January 27th 2006. Looking for pharmacy Abate and beyond
“No one truly exists in the real world because no one knows all that he is to other human beings, all that they say behind his back, and all the foolishness which the future will bring him”
(Delmore Schwartz)
The greengrocer girl hands me the crate of carrots, and I give in and say, they're for the horse. The girl says, a lucky horse and I cave in even more, saying, the horse lives better than we do, that's for sure. I immediately regret betraying my mother so easily but as long as I have to deal with them I need to be approved or accepted by these people, so different from me. We smile, and her smile says 'your mother is crazy, she looks crazy, with those absurd clothes, her crazy talk, I'd rather eat her horse or let him starve to death than feed him with so many carrots everyday. It's a shame to pay so much attention to animals. You weird people'.

(In picture: set of instructions. Following: details of the 'stray cats feeding' section)
I still need to know where the pharmacy Abate is. The three women present, all equally short, with dark eyes, short hairs, piercing gaze and mocking faint smile, fail to give me a decent explanation of where the pharmacy is located. One start her explanation, 'just go back the road you came from and turn left', 'you do the circle around the village', says the second as the other interrupts, 'you just go straight this way and turn right'. Finally a sixty or so old man who's idling in and out of the greengrocer's shop steps into the debate and settle: 'Abate Pharmacy? I'll bring him there. So he gives me a lift home'. He didn't even ask me, but it's fine because I just want to go.

I warn him the car is a mess, just as my mother keeps it. He says OK but I know he'll regret it. As we get into the car he has to fight with empty bottles, dried newspaper sheets tore to pieces, the yellow case of the winter chains that tumbles against his feet every time the little Panda accelerates, different layers of dried mud scattered around the place, seats included. The overloaded ashtray spurts grey and white particles flitting between our legs. Dogs share the car, I explain to him. He wouldn't appreciate if I start blaming my mother, even though I am quite willing to. He repeats three times, no problem.

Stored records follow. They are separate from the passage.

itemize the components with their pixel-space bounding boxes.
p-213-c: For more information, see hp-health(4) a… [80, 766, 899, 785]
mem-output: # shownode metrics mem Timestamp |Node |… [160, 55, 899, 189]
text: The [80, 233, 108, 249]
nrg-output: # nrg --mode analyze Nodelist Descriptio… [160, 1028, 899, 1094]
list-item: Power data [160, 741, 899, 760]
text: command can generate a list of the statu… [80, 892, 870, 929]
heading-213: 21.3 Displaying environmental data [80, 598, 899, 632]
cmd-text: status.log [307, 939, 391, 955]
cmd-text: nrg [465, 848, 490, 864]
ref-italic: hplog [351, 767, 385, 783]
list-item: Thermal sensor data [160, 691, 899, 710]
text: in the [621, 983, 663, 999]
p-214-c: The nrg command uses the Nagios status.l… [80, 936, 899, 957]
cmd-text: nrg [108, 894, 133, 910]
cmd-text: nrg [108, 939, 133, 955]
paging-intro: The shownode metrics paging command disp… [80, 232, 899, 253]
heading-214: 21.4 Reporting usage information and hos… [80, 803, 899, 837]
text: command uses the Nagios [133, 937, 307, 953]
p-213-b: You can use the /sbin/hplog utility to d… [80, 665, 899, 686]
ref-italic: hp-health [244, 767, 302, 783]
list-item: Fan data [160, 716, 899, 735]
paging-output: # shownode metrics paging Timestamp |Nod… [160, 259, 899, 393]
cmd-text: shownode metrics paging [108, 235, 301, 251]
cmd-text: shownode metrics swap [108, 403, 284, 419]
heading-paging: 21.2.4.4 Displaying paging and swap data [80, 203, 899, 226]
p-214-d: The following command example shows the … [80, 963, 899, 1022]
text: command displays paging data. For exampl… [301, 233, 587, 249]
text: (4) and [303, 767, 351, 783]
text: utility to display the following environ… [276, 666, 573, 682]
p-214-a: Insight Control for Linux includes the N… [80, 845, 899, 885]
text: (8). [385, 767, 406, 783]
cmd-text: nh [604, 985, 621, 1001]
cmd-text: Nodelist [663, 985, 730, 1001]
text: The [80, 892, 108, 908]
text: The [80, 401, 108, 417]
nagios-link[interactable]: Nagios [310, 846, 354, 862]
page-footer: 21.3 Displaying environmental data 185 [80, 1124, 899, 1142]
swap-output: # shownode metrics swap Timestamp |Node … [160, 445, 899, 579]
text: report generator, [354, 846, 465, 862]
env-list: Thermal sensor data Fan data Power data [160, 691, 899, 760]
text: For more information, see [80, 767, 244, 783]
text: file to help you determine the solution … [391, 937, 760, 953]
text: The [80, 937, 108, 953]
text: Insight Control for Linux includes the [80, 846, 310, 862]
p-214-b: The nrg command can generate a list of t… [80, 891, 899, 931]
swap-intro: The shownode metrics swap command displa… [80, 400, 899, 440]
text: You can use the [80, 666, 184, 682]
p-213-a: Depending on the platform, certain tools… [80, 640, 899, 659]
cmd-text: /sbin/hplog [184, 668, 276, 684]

As we arrive to the pharmacy, it becomes clear how much easy is to find the place and how near it is. The whole trip lasts not more than two minutes. This leaves me with the renewed amazement for the detachment from rational life those women have, and for the tedious, elaborated solutions their men find to simple problems, just to look busy as women do all the real work.
As I say goodbye to the old man he stops a second in the middle of the road and says, the greengrocer girl, she's my daughter. She's a good girl. I nod. In my paranoia I figure he's scheming I should marry her.
The round face of the guy pharmacist scans mine. His eyes say he likes me in a filthy unconfessed or repressed way, conveing whichever is his desire in the gloomy light of the store as he hands me the prescription. I thank and leave without making the mistake of glancing at him again.

On the road across the fields of Olives, in the countryside marked with trulli and modern sharp cement houses, I have to stop by an abandoned lot to feed a bunch of stray cats. As I step out of the car, they flock meowing and rubbing themselves against the edges of the old stony low walls. I have precise instructions about where to drop the food into different old dishes for different cats. This is also on the drawings my mother did as instructions.
At the old oil mill the dogs rush barking and howling against the fence to cheer my approaching smell and figure. My perceptions are blanked by a weight of complacent, absurd lack of criticism as I mentally go through the instructions regarding the getting back home. One bone-shaped biscuit for any of the dogs, in a precise hierarchical order. Two biscuits to the big one. The old Marcel barks fiercely and runs across my legs. He knows he comes first.